Atsadang Road (, , ) is a road in inner Bangkok (Rattanakosin Island) overlaps four Subdistricts of Phra Nakhon District, Bowon Niwet, San Chaopho Suea, Wat Ratchabophit, and Wang Burapha Phirom. It's starting from Ratchadamnoen Avenue in the area beside Sanam Luang and Phan Phiphop Lila Bridge pass through to the end at the junction of Chakkraphet Road and Charoen Rat 31 Bridge in the area of Pak Khlong Talat behind Ban Mo neighbourhood near the Chao Phraya River. There's Khlong Khu Mueang Doem (old city moat) or Khlong Lot (tube canal) parallel along the length. The opposite is Rachini Road.

Its name "Atsadang" in honour of Prince Asdang Dejavudh, who was a son of King Chulalongkorn (Rama V) and Queen Saovabha Phongsri, includes the younger brother of King Vajiravudh (Rama VI).

There're many places where this road passes. Most of them are historical sites such as Wat Buranasirimattayaram, Charoen Si 34 Bridge, Samphraeng neighbourhood, Chang Rong Si Bridge, Royal Cemetery at Wat Ratchabophit, Ministry of Interior, Pig Memorial and Pi Kun Bridge, Saphan Hok, Saphan Mon, Ban Mo Palace etc.

Moreover, shophouses on the road side between Ban Mo with Pak Khlong Talat areas. They're beautiful and historic buildings built with Sino-Portuguese architecture since reign of King Chulalongkorn and was registered as an ancient monument of Bangkok. 

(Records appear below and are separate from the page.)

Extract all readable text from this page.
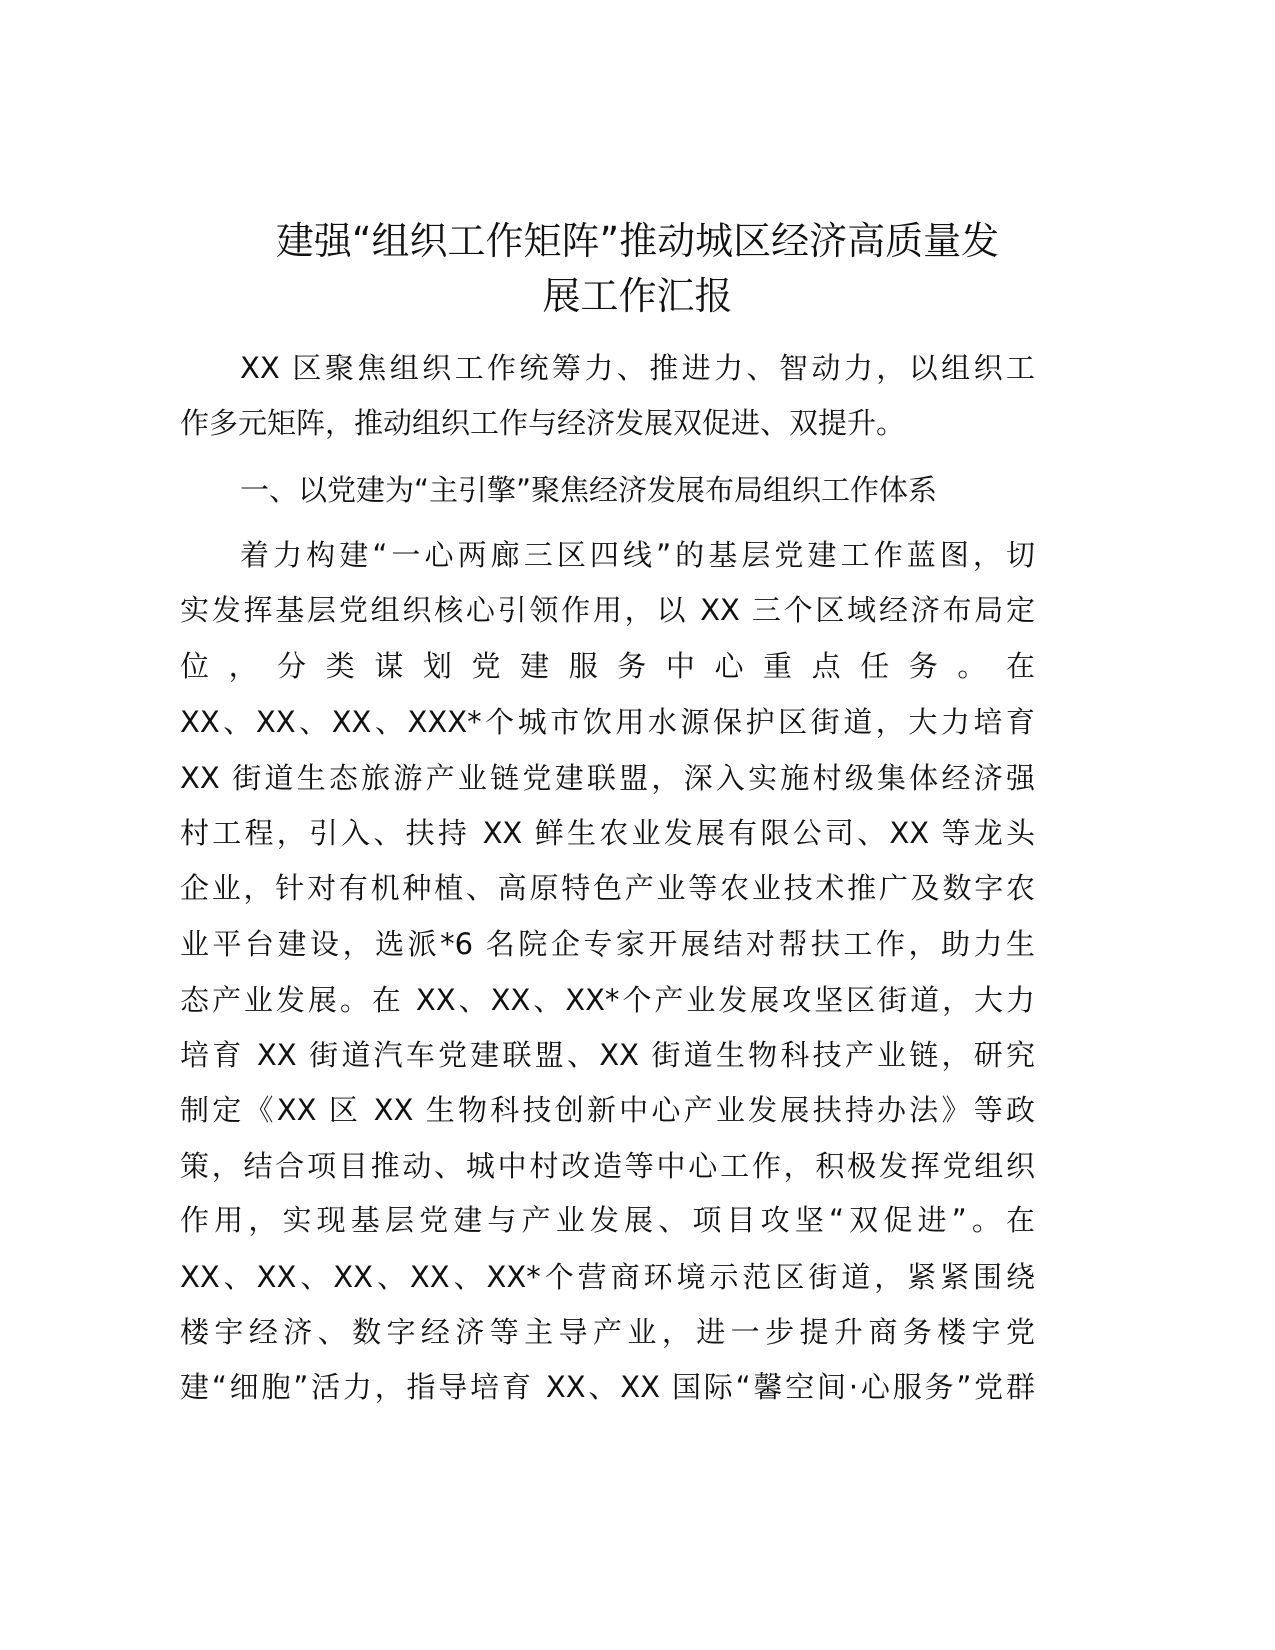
建强“组织工作矩阵”推动城区经济高质量发
展工作汇报
XX 区聚焦组织工作统筹力、推进力、智动力，以组织工
作多元矩阵，推动组织工作与经济发展双促进、双提升。
一、以党建为“主引擎”聚焦经济发展布局组织工作体系
着力构建“一心两廊三区四线”的基层党建工作蓝图，切
实发挥基层党组织核心引领作用，以 XX 三个区域经济布局定
位，分类谋划党建服务中心重点任务。在
XX、XX、XX、XXX*个城市饮用水源保护区街道，大力培育
XX 街道生态旅游产业链党建联盟，深入实施村级集体经济强
村工程，引入、扶持 XX 鲜生农业发展有限公司、XX 等龙头
企业，针对有机种植、高原特色产业等农业技术推广及数字农
业平台建设，选派*6 名院企专家开展结对帮扶工作，助力生
态产业发展。在 XX、XX、XX*个产业发展攻坚区街道，大力
培育 XX 街道汽车党建联盟、XX 街道生物科技产业链，研究
制定《XX 区 XX 生物科技创新中心产业发展扶持办法》等政
策，结合项目推动、城中村改造等中心工作，积极发挥党组织
作用，实现基层党建与产业发展、项目攻坚“双促进”。在
XX、XX、XX、XX、XX*个营商环境示范区街道，紧紧围绕
楼宇经济、数字经济等主导产业，进一步提升商务楼宇党
建“细胞”活力，指导培育 XX、XX 国际“馨空间·心服务”党群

And the beginning area of the road near Sanam Luang. It's well known in the name of "Lang Krasuang" (หลังกระทรวง; lit: behind the ministry, refers to Ministry of Defense) as centre of shops in government uniforms, musical instruments, audio and electronic equipments with hiking equipments.  

The Samsen and Atsadang Line of Bangkok's Trams used to run on this road until 1968.